Theoretisch-praktische godgeleerdheid - Deel 1
Deel 1/6 - De voorkennis van de godgeleerdheid - Het geloof in God.
Verantwoording
Werkwijze
Voor deze heruitgave is gebruikgemaakt van de enige Nederlandse uitgave Beschouwende en praktikale Godgeleerdheit (1749-1753) en de Latijnse uitgave Theoretico-practica theologia (1724).
Nadat de heer J.A. Bunt de Oudnederlandse tekst in de hedendaagse spelling heeft overgezet, is deze tekst zorgvuldig hertaald door Ruth Pieterman. Hier- bij is de zinsbouw en woordkeus aangepast om het werk beter leesbaar te maken, met de bedoeling zo goed mogelijk recht te doen aan de intentie van de schrijver.
Om meer duidelijkheid te krijgen over de juiste hertaling, werd de Latijnse brontekst dikwijls geraadpleegd. Op basis daarvan zijn zo nodig wijzigingen of correcties in de tekst aangebracht. Het komt bijvoorbeeld voor dat één Latijns woord in het Oudnederlands vertaald is met twee synoniemen. In de hertaling is gekozen voor een van de twee. Bij onduidelijkheden en moeilijke passages is er intensief overleg geweest met classici.
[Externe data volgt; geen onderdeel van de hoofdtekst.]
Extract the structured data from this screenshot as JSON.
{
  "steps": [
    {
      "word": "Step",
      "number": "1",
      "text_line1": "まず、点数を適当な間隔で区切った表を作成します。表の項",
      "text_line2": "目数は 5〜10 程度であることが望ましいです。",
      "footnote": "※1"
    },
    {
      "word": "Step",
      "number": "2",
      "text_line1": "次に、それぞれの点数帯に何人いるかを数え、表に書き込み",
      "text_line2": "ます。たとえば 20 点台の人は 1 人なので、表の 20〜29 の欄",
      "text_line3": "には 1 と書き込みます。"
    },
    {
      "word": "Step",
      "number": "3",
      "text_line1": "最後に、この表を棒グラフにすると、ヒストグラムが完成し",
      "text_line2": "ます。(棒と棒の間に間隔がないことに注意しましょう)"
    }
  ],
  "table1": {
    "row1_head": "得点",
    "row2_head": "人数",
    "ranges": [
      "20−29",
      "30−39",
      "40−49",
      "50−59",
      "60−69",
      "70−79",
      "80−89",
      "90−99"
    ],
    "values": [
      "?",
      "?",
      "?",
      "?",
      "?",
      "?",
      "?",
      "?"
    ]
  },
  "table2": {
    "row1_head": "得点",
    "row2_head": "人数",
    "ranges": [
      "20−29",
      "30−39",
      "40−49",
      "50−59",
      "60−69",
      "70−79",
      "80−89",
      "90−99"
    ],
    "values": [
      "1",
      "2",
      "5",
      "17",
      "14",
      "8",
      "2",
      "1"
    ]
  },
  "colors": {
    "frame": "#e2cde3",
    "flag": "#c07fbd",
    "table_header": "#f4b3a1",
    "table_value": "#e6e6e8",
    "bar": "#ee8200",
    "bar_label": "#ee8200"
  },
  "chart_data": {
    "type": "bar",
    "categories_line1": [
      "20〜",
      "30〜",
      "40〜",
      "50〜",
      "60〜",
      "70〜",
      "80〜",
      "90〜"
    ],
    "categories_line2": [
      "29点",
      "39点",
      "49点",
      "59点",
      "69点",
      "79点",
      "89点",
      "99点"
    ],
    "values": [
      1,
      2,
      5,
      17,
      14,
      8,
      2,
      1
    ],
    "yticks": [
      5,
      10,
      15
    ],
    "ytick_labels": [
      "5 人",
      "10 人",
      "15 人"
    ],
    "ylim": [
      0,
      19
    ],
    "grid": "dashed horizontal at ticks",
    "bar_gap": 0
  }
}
Na de eerste ronde is de gehele hertaalde tekst door een aantal deskundige meelezers gecontroleerd en voorzien van opmerkingen. Deze opmerkingen zijn verwerkt in de tweede ronde. Uiteindelijk is het geheel als boek opgemaakt, waarna een derde controleronde heeft plaatsgevonden.
Een enkele keer is gebruikgemaakt van ‘rechte haken’ [...]. Het betreft dan toevoegingen die ter verduidelijking door de redactie zijn aangebracht.
Alle boektitels die door de auteur als bron zijn vermeld, zijn gecontroleerd op juiste Latijnse titel en voorzien van een (zo goed mogelijke) Nederlandse vertaling.
Voor de geciteerde Bijbelteksten is de Statenvertaling in de editie van de Gereformeerde Bijbelstichting gebruikt, behalve wanneer Van Mastricht zelf vanuit de grondtaal vertaald heeft.
Scholastiek woordgebruik
Van Mastricht maakt gebruik van het scholastieke begrippenapparaat dat in de wetenschappelijke theologiebeoefening van zijn tijd gebruikelijk was. Dit begrippenapparaat bevat woorden die vanwege de specifieke betekenis niet zo gemakkelijk in gewoon Nederlands weergegeven kunnen worden. Daarom zijn de belangrijkste begrippen in de tekst gemarkeerd met een * (asterisk) en is er een alfabetische woordenlijst met een korte toelichting te vinden. Wanneer zo’n begrip vaak voorkomt, is het alleen de eerste keer in een hoofdstuk gemarkeerd, en anders één keer per paragraaf. Let op: het woord waarachter de asterisk staat, is het woord waaronder in de lijst gezocht moet worden.
Hebreeuws en Grieks
De Hebreeuwse aanhalingen in de Oudnederlandse uitgave zijn vergeleken met het Hebreeuwse Oude Testament en daaruit ingevoegd in deze heruit- gave. Van Mastricht gebruikte slechts de Hebreeuwse medeklinkers. Er is nu voor gekozen om ook klinkers en accenttekens uit de masoretische tekst toe te voegen, in overeenstemming met de huidige uitgaven van het Hebreeuwse Oude Testament. Achter elk Hebreeuws woord of zinsdeel is een transcriptie gezet om de mogelijke taalkloof enigszins te dichten.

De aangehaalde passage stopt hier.